Here I changed his kv_store type to “device”, but running eight GPUs is not nearly twice as fast as running four GPUs. I wonder why?
4 GPU run time
Epoch 0: Test_acc 0.528500 time 24.068163
Epoch 1: Test_acc 0.600200 time 18.431711
Epoch 2: Test_acc 0.622900 time 19.140585
Epoch 3: Test_acc 0.637000 time 18.778502
Epoch 4: Test_acc 0.670600 time 18.383272
8 GPU run time
Epoch 0: Test_acc 0.515800 time 22.551225
Epoch 1: Test_acc 0.574200 time 19.231086
Epoch 2: Test_acc 0.603300 time 16.836740
Epoch 3: Test_acc 0.557800 time 18.368619
Epoch 4: Test_acc 0.629300 time 17.656158
ps:
I now want to modify the all_reduce part of mxnet to do experiments.

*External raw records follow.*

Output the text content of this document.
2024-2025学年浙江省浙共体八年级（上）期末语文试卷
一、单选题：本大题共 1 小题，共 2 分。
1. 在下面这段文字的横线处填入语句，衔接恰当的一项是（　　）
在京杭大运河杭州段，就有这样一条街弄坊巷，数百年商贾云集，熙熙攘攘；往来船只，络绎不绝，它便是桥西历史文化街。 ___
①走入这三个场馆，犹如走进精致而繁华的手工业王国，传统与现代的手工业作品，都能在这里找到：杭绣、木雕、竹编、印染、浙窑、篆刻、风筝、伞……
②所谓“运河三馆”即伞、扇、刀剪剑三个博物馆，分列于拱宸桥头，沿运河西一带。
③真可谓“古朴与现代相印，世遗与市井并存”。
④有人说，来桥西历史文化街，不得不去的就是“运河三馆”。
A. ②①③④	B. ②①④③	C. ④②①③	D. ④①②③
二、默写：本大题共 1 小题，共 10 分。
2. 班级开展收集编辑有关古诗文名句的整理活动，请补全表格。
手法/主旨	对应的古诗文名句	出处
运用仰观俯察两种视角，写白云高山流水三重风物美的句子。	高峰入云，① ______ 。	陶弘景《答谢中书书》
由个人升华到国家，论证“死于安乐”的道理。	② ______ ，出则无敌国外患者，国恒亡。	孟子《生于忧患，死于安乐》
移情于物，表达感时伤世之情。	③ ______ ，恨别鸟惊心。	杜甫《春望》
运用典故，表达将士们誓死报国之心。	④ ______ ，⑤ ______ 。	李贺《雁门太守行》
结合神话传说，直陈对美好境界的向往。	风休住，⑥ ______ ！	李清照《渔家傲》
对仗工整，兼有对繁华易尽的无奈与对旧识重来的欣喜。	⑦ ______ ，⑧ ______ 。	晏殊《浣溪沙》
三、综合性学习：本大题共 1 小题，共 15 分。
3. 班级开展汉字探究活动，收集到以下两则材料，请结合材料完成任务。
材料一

Can we distribute the data evenly to 8 GPUs in advance, and then at each iteration, the GPU randomly fetches data from its own data set.
How should this implement the data sampler?
If I want to modify the model Parameter directly, will this implementation be slow? Is there any elegant implementation in Mxnet?
for ctx_param in param.list_data():
ctx_param[:] = ctx_param[:]/ self.worker_num
You need to increase the batch-size by the number of GPU you are using, the batch-size is the total batch-size across your GPUs not per GPU, hence the lack of speed up, actually small slow down, because you are still doing the same number of iterations with your 2 GPUs than with your 8 GPUs. For example to compare head to head with your previous 2 GPUs run, try running with with --batch-size 512 and let me know how that goes. (PS if you are doing this actual training, don’t forget to increase your learning rate as well, your updates will be more confident since it will aggregate gradients from more example so you can increase your learning rate to learn faster)
Thanks.
Increasing the batch_size has an acceleration effect on the second sample, but the first one has already increased the batch_size.Something is wrong but I don’t know what?
Sorry.
Increasing batch_size has an acceleration effect on the second example train_cifar10.py ( from /example/image-classification).
But the first example cifar10_dist.py has no effect( from /example/distributed_training).